PARIS – Satellite fleet operator Sky Perfect JSat of Japan on Aug. 4 sharply reduced its forecast for satellite-related revenue in the coming year following a delay of at least a year in the launch of a Japanese military communications satellite.
The satellite, called DSN-1 for its military X-band payload and Superbird-8 for its commercial telecommunications mission, was damaged en route to Europe’s Guiana Space Center in South America in June and will require a year or more of repair and retesting.
Sky Perfect JSat owns 65 percent of DSN Corp., a consortium that financed the construction and launch of the DSN-1 and DSN-2 payloads and is scheduled to receive annual payments from the Japan Self-Defense Forces during through the satellites’ orbital lives, to 2031. DSN-2 is scheduled for launch late this year or early in 2017 aboard a Japanese H2-A rocket.

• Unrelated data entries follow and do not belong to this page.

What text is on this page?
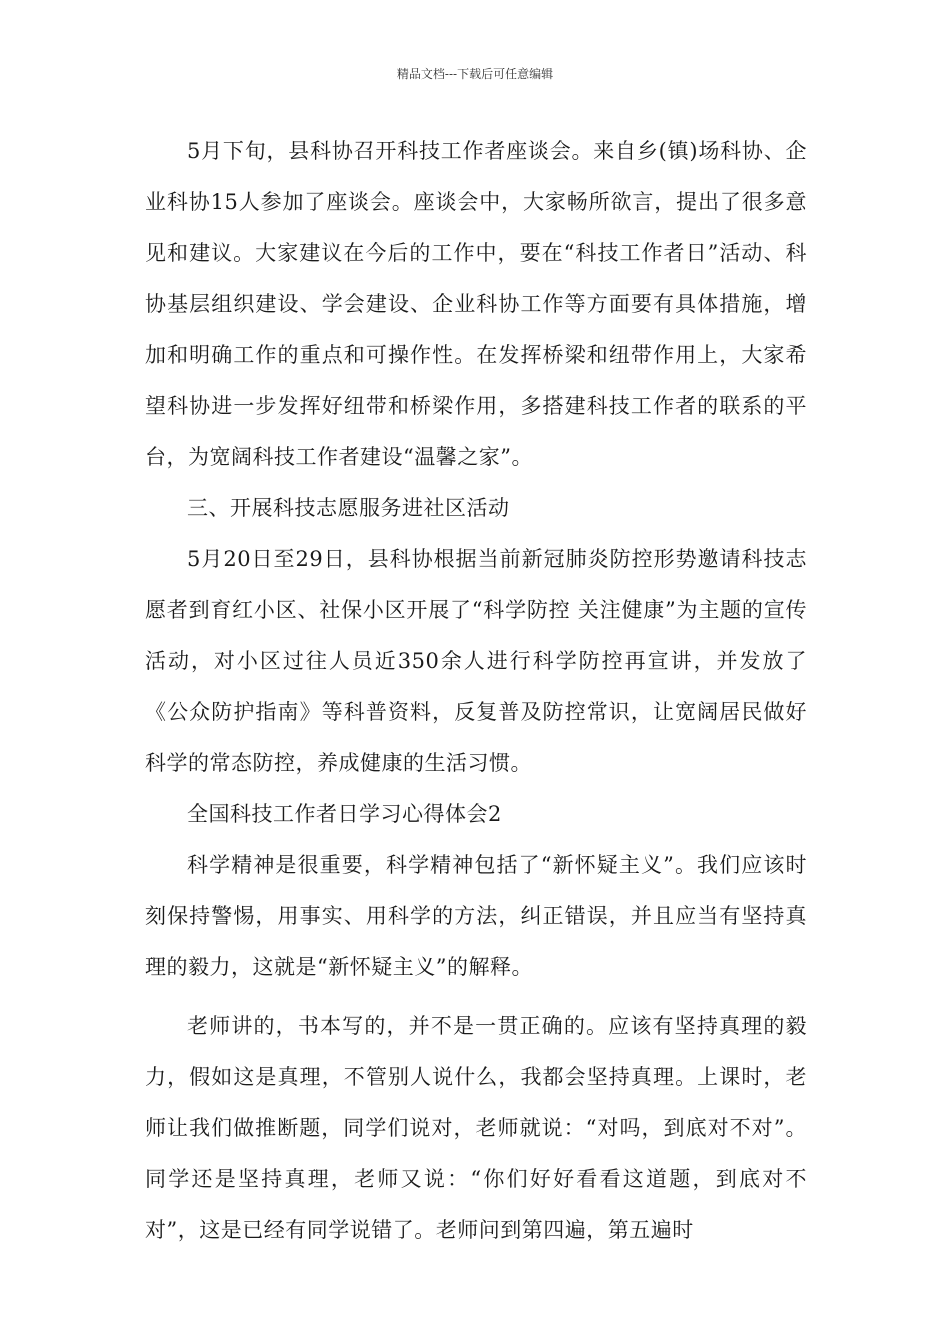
精品文档---下载后可任意编辑

5月下旬，县科协召开科技工作者座谈会。来自乡(镇)场科协、企业科协15人参加了座谈会。座谈会中，大家畅所欲言，提出了很多意见和建议。大家建议在今后的工作中，要在“科技工作者日”活动、科协基层组织建设、学会建设、企业科协工作等方面要有具体措施，增加和明确工作的重点和可操作性。在发挥桥梁和纽带作用上，大家希望科协进一步发挥好纽带和桥梁作用，多搭建科技工作者的联系的平台，为宽阔科技工作者建设“温馨之家”。

三、开展科技志愿服务进社区活动

5月20日至29日，县科协根据当前新冠肺炎防控形势邀请科技志愿者到育红小区、社保小区开展了“科学防控 关注健康”为主题的宣传活动，对小区过往人员近350余人进行科学防控再宣讲，并发放了《公众防护指南》等科普资料，反复普及防控常识，让宽阔居民做好科学的常态防控，养成健康的生活习惯。

全国科技工作者日学习心得体会2

科学精神是很重要，科学精神包括了“新怀疑主义”。我们应该时刻保持警惕，用事实、用科学的方法，纠正错误，并且应当有坚持真理的毅力，这就是“新怀疑主义”的解释。

老师讲的，书本写的，并不是一贯正确的。应该有坚持真理的毅力，假如这是真理，不管别人说什么，我都会坚持真理。上课时，老师让我们做推断题，同学们说对，老师就说：“对吗，到底对不对”。同学还是坚持真理，老师又说：“你们好好看看这道题，到底对不对”，这是已经有同学说错了。老师问到第四遍，第五遍时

Managed as a Private Finance Initiative, the DSN program places satellite construction, launch and performance risks on the shoulders of the private-sector consortium, with the military customer payment depending on satellite availability. The arrangement is similar to the British Ministry of Defence’s agreement with Airbus Defence and Space for the Skynet 5 fleet of satellites.
Satellite delay causes plunge in revenue forecast
The delay will be costly for Sky Perfect JSat. In an investor presentation on the company’s financial results for the three months ending June 30, the company said its Space and Satellite division was not expected to report revenue of no more than 86.36 billion Japanese yen ($849 million) for the year ending March 31, 2017. That is a 23 percent decline from the forecast of 112.8 billion yen given in May, before the DSN-1/Superbird-8 issue had occurred.
The company did not specify whether the shortfall was entirely due to the DSN-1 issue, or whether the company had been counting on selling DSN X-band capacity to serve not only Japan but also other friendly governments – a feature that has added to the profitability to Airbus of the Skynet 5 contract.
Sky Perfect JSat has scheduled to launch of its JCSat-16 satellite, which like Superbird-B2 carries a mixed Ku-/Ka-band payload, for Aug. 14 aboard a SpaceX Falcon 9 rocket from Cape Canaveral Air Force Station, Florida. Designed as an in-orbit spare, it will be positioned at Superbird-B2’s orbital slot at 162 degrees east.
Notwithstanding the DSN problem, Sky Perfect JSat said it is nonetheless positioning itself to capture the expected growing Japanese government business in the coming years, an expectation that was encouraged by recent statements of a high-ranking Japanese defense official.
Entering the industrial-drone business
The company also announced that it had acquired, through one of its subsidiaries, a manufacturer of industrial drones.
The purchase by Satellite Networks Inc. of drone builder enRoute Co. Ltd. is apparently the first major entry into the drone market by a commercial satellite operator. Satellite Networks will own 66.7% of enRoute once the acquisition closes.
For the three months ending June 30, Sky Perfect JSat reported Space and Satellite business revenue of 12.6 billion yen, down 5 percent from the same period a year ago. Operating income, at 4.85 billion yen, was down 2.7 percent.
The company cited reduced business from overseas customers as the cause of most of the revenue drop. Offsetting this was an increase in revenue from maritime broadband services.
Modifications to Japanese law have opened new space revenue markets for Japanese companies, both domestically and internationally.
Japanese Defense Ministry moving on space situational awareness
Military reconnaissance, communication and navigation satellites have been the most visible examples, but Japan is also preparing a space situational awareness (SSA) system, according to Atsuo Suzuki, deputy director-general in the Japanese Defense Ministry’s bureau of defense policies.
In a June 6 address to a conference in Prague, Czech Republic, organized by the Secure World Foundation and the Prague Securities Studies Institute, Suzuki said that Japan’s growing reliance on space assets makes SSA “a basic prerequisite” for the nation’s defense.
The defense ministry has now begun assessing alternative architectures – including radar telescopes — for a future SSA system that should be in service by the early 2020s, he said. Construction should begin by early 2018.
Japan already has a missile-defense radar capable of tracking ballistic missiles flying over its territory – because “we have very exciting neighbors,” he said — and this capacity will be part of the SSA network.
Suzuki said the X-band communications satellites will be the first telecommunications spacecraft owned by Japan’s military, which in the past has leased capacity on commercial satellites. He said a third X-band is planned.